A decent cassette recording on a metal tape on a decent player with a good transport can reproduce sounds up to 18 KHz, almost as good as a CD is theoretically capable of.

The main downsides were the fragility of the tape and the preponderance of shitty players and recorders.

After all, in a IC powered car (and perhaps electric too) the wind and road noise is not a bad match to the cassette's S/N (signal-to-noise) ratio.

Yah but CD has zero wow/flutter, azimuth error, bias frequency intermodulation distortion, hum...

fucking horrid, but man do I miss that muddy sound

Remember Zoomers, Doomers, and Thirty Year Old Boomers:

It's not the MEDIUM that matters, it's the $#&*ing A/D and D/A converters, and the analog craftsmanship that goes into the circuits that are before and after them.

Once in Nyquist-land, after the A/D's done and until the D/A expels the signal, numbers know no pain.

But the signal outside those portals is a living, organic thing that must be shielded from interference and kept within real-world electrical limits.

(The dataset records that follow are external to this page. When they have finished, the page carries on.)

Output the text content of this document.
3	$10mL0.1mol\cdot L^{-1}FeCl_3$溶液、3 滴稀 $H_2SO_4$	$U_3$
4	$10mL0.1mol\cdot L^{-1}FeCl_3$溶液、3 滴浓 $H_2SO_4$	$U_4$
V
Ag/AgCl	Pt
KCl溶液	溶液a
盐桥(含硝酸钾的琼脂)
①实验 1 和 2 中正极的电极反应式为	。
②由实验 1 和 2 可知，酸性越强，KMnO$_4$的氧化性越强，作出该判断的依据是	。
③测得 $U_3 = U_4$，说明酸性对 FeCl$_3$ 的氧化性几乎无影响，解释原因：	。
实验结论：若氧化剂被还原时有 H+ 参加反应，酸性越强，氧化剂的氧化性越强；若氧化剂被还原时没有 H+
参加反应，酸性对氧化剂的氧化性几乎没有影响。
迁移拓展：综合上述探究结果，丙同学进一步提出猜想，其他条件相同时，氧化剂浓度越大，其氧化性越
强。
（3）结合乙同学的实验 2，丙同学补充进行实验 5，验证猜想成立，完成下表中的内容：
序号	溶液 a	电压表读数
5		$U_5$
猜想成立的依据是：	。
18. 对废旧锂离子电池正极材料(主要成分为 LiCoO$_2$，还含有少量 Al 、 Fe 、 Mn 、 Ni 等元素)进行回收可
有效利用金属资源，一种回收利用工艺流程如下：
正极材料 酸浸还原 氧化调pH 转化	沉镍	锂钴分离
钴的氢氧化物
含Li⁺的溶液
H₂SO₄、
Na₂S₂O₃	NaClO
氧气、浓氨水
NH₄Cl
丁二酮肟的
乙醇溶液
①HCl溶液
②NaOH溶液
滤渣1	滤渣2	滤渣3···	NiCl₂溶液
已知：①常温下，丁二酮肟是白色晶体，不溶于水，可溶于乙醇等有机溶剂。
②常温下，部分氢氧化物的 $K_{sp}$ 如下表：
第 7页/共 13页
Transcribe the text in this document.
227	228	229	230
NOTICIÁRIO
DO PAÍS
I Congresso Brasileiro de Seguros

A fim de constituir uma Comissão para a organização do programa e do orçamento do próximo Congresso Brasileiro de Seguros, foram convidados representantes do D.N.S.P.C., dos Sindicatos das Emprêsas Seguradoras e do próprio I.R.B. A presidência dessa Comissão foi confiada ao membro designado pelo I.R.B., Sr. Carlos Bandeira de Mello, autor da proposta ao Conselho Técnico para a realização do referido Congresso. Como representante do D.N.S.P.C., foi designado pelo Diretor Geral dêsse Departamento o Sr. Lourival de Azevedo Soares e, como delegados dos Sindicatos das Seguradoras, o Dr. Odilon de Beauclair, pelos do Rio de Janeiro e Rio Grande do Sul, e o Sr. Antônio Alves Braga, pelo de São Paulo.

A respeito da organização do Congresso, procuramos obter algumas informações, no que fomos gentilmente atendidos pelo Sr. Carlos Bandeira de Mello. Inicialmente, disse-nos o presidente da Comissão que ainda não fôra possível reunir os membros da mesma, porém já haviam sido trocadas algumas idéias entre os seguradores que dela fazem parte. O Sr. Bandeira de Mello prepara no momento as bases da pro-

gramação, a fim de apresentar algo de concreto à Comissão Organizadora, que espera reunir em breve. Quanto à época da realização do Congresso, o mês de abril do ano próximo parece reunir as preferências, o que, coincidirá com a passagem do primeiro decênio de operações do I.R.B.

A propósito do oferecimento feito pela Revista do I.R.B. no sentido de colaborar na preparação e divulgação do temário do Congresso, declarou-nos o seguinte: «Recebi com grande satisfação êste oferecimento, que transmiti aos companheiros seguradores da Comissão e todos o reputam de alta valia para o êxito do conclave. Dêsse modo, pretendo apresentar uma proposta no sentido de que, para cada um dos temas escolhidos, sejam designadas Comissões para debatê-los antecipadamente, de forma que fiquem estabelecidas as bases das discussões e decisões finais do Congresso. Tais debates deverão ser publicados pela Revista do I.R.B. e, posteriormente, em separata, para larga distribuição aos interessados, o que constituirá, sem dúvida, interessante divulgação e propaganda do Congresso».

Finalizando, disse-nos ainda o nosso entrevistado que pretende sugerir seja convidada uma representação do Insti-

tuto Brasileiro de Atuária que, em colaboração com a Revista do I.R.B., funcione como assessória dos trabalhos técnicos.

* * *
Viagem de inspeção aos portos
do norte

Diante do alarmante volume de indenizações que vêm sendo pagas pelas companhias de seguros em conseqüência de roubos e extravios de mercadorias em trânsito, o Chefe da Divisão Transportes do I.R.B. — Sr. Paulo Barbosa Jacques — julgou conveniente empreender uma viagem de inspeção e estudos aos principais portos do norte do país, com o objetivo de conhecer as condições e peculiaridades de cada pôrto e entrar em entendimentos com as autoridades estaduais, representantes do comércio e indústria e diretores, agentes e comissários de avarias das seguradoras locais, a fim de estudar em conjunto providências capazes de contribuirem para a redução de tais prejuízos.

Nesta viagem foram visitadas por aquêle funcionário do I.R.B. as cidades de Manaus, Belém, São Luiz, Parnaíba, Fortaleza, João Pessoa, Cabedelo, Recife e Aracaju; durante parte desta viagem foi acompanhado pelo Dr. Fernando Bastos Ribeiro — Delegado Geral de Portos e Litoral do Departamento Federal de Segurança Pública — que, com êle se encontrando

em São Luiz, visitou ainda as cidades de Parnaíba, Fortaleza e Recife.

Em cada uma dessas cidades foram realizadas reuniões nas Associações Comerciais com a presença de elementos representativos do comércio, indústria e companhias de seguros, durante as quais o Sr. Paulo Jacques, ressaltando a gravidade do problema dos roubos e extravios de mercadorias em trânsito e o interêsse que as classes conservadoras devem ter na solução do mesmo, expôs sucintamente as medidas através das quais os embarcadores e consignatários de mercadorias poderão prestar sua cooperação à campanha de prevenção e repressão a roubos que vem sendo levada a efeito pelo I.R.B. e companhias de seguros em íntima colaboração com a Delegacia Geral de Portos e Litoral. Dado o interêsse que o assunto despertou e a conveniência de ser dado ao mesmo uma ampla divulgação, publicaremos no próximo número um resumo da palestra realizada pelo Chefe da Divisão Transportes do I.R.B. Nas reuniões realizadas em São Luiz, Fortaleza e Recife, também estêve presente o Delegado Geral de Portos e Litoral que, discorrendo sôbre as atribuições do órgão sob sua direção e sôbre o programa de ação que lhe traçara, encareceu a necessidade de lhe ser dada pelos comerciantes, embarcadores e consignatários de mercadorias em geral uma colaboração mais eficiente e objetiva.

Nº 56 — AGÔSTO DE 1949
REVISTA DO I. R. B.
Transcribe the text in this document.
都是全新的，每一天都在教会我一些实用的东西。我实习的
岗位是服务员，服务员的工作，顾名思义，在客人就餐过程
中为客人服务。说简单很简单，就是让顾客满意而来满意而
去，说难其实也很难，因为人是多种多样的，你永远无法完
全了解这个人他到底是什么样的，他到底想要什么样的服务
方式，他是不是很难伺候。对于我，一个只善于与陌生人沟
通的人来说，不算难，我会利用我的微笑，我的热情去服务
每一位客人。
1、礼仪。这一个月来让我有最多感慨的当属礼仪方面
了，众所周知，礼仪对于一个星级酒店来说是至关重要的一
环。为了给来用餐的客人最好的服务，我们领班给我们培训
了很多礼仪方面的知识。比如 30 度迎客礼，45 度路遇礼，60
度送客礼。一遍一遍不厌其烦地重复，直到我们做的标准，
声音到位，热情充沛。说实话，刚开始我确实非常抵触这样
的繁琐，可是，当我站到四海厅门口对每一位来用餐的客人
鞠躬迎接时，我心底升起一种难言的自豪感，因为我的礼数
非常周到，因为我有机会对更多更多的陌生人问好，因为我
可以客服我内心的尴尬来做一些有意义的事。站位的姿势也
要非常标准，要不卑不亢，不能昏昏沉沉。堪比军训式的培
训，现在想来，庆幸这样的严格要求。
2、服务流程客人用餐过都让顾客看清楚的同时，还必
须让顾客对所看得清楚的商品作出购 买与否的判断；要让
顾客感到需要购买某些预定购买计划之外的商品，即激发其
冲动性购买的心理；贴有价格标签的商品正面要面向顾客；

Clean, simple circuits and non-retarded mastering at the A/D and D/A portals will always sound as good as possible, whatever the storage medium.

On the other hand CDs have inferior sound for some things like cymbals, and the transport and DAC makes a huge difference.

Cassettes were superior in every aspect, better sound, more music fitted, faster searching, but CDs were smaller so you could put them into pocket. So here we are, superior tech obsolete.

These days the best recording and playback is obtained from 1-bit DSF.